Теперь актриса должна встать с кровати, с нарочитой, продуманной медлительностью подойти к тумбочке и завесить лампу комбинацией. Затем резко, по-кошачьи, обернуться, опрокинуть юношу на постель и броситься на него, накрыв собой его тело. В маленький картонный рупор я кричу: «Внимание! Мотор!» И вот под чудодейственное стрекотание запущенной кинокамеры я с изумлением вижу, как актриса поднимается с постели и, вместо того чтобы завесить лампу, направляется прямехонько к тележке, на которой я восседаю. Хочу крикнуть ей: «Да не на камеру иди, а к лампе!» — но не могу выдавать из себя ни звука.
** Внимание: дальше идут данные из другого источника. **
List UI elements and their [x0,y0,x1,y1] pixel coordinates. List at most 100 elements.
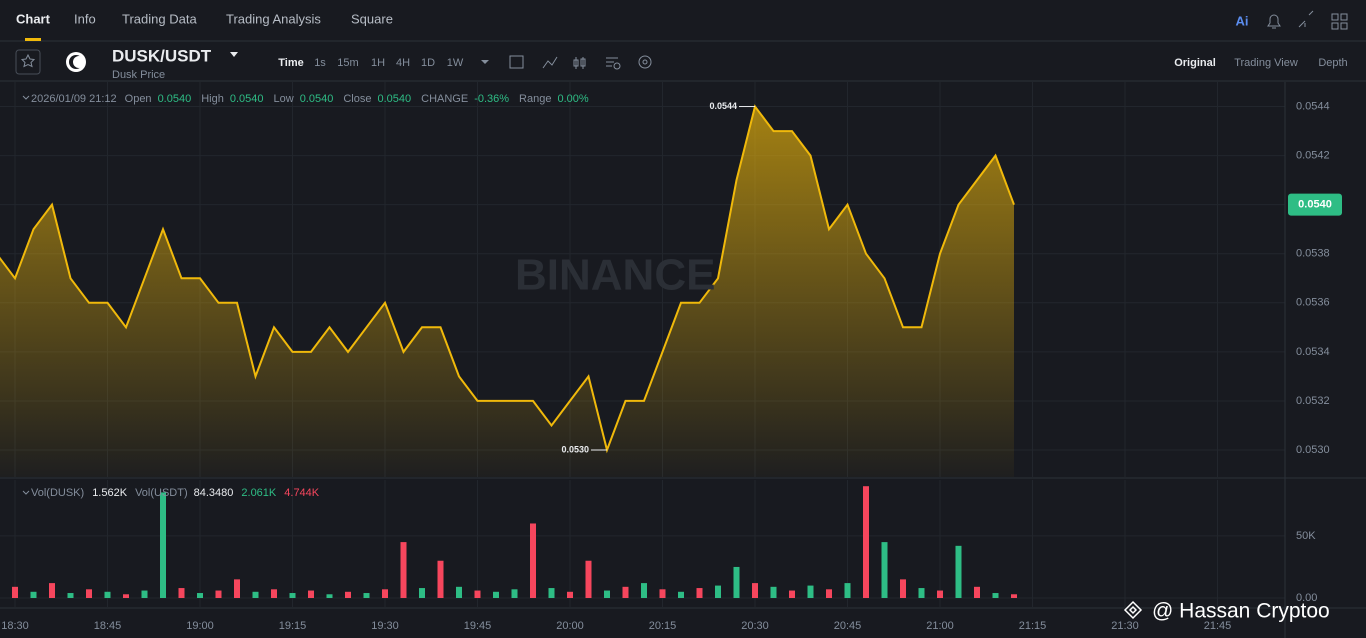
interval-button[interactable]: Time [278,57,303,69]
volume-bar [215,590,222,598]
volume-bar [363,593,370,598]
x-tick-label: 18:30 [1,620,29,632]
pair-name[interactable]: DUSK/USDT [112,46,212,65]
volume-bar [807,585,814,598]
watermark: BINANCE [515,251,715,300]
volume-bar [234,579,240,598]
ohlc-date: 2026/01/09 21:12 [31,93,117,105]
x-tick-label: 19:00 [186,620,214,632]
x-tick-label: 19:45 [464,620,492,632]
volume-bar [197,593,203,598]
view-button[interactable]: Original [1174,57,1216,69]
ai-button[interactable]: Ai [1236,13,1249,28]
nav-tab[interactable]: Square [351,11,393,26]
x-tick-label: 20:45 [834,620,862,632]
star-icon [20,53,36,68]
view-button[interactable]: Trading View [1234,57,1298,69]
vol-value: 84.3480 [194,487,234,499]
bell-icon[interactable] [1267,14,1281,29]
ohlc-label: Open [125,93,152,105]
interval-button[interactable]: 4H [396,57,410,69]
volume-bar [567,591,573,598]
y-tick-label: 0.0544 [1296,100,1330,112]
x-tick-label: 20:30 [741,620,769,632]
ohlc-value: 0.00% [557,93,588,105]
credit-logo [1123,600,1143,620]
volume-bar [382,589,388,598]
volume-bar [770,586,777,598]
x-tick-label: 21:30 [1111,620,1139,632]
y-tick-label: 0.0542 [1296,150,1330,162]
vol-value: 1.562K [92,487,128,499]
vol-value: 2.061K [241,487,277,499]
volume-bar [419,588,425,598]
volume-bar [641,583,647,598]
volume-bar [696,588,703,598]
volume-bar [752,583,758,598]
toolbar-icons[interactable] [509,55,652,70]
volume-bar [271,589,277,598]
volume-bar [937,590,943,598]
volume-bar [955,545,962,598]
x-tick-label: 19:30 [371,620,399,632]
volume-bar [1011,594,1017,598]
volume-bar [678,591,684,598]
interval-button[interactable]: 15m [337,57,358,69]
collapse-icon[interactable] [1298,10,1314,28]
favorite-button[interactable] [15,49,41,75]
pair-subtitle[interactable]: Dusk Price [112,69,165,81]
ohlc-value: 0.0540 [300,93,334,105]
price-pane [0,82,1285,477]
nav-tab[interactable]: Trading Data [122,11,197,26]
interval-button[interactable]: 1W [447,57,464,69]
volume-bar [733,566,740,598]
y-tick-label: 0.0534 [1296,346,1330,358]
annotation-label: 0.0544 [709,101,737,111]
y-tick-label: 0.00 [1296,592,1317,604]
volume-bar [345,591,351,598]
x-tick-label: 20:15 [649,620,677,632]
layout-icon[interactable] [1331,13,1348,30]
collapse-chevron[interactable] [22,95,30,495]
x-tick-label: 21:15 [1019,620,1047,632]
pair-dropdown[interactable] [230,52,238,57]
volume-bar [659,589,666,598]
active-tab-indicator [25,38,41,41]
volume-bar [86,589,92,598]
volume-bar [918,588,925,598]
credit: @ Hassan Cryptoo [1152,600,1330,623]
volume-bar [604,590,610,598]
volume-bar [844,583,851,598]
ohlc-label: Close [343,93,371,105]
volume-bar [826,589,832,598]
coin-logo-mark [73,56,85,68]
volume-bar [67,593,74,598]
interval-dropdown[interactable] [481,60,489,64]
nav-tab[interactable]: Trading Analysis [226,11,321,26]
ohlc-label: High [201,93,224,105]
ohlc-value: 0.0540 [377,93,411,105]
volume-bar [585,560,592,598]
y-tick-label: 0.0536 [1296,297,1330,309]
x-tick-label: 18:45 [94,620,122,632]
volume-bar [974,586,980,598]
view-button[interactable]: Depth [1318,57,1347,69]
volume-bar [456,586,462,598]
interval-button[interactable]: 1H [371,57,385,69]
x-tick-label: 21:00 [926,620,954,632]
volume-bar [104,591,111,598]
volume-bar [308,590,314,598]
interval-button[interactable]: 1D [421,57,435,69]
annotation-label: 0.0530 [561,444,589,454]
nav-tab[interactable]: Info [74,11,96,26]
ohlc-label: CHANGE [421,93,468,105]
interval-button[interactable]: 1s [314,57,326,69]
vol-value: 4.744K [284,487,320,499]
volume-bar [530,523,536,598]
y-tick-label: 0.0538 [1296,248,1330,260]
nav-tab[interactable]: Chart [16,11,51,26]
y-tick-label: 0.0532 [1296,395,1330,407]
ohlc-label: Low [274,93,294,105]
Таинственная сила, перед которой пасует моя воля, заставляет меня неотрывно смотреть в объектив и отрешенно снимать нагое тело; актриса идет ко мне, покачивая бедрами. Неторопливо, рассеянно, лениво она подходит все ближе; и тут, по мере того как она приближается, я замечаю, что актриса изменяется, перерождается, теряет свою красоту и обретает облик Фаусты, моей жены. Да, это именно она: толстобрюхая, грудастая телка с вечно двусмысленной ряшкой. Хочу крикнуть ей: «Ты-то что тут делаешь? А ну, мотай отсюда, проваливай, тебе говорят, кыш домой, срываешь мне съемки, весь эпизод из-за тебя запорол!» Но с горьким бессилием понимаю, что кричи не кричи, а из беззвучно разеваемого рта не вырывается ни звука. Тем временем Фауста продолжает медленно, нехотя и как бы невзначай надвигаться на объектив, отведя назад плечи и выпятив живот. Она подступает совсем близко; постепенно голова и ноги выходят из кадра; теперь я вижу только отвисшее чрево. Но и оно по мере приближения Фаусты сокращается до одного лобка. Фауста делает последний шаг и ослепляет объектив густой, буйной порослью, подобной медвежьей шкуре, сменившей, в пору происходивших в ней общих перемен, некогда изящные завитки. Я хочу крикнуть: «Назад, назад!» — слишком поздно.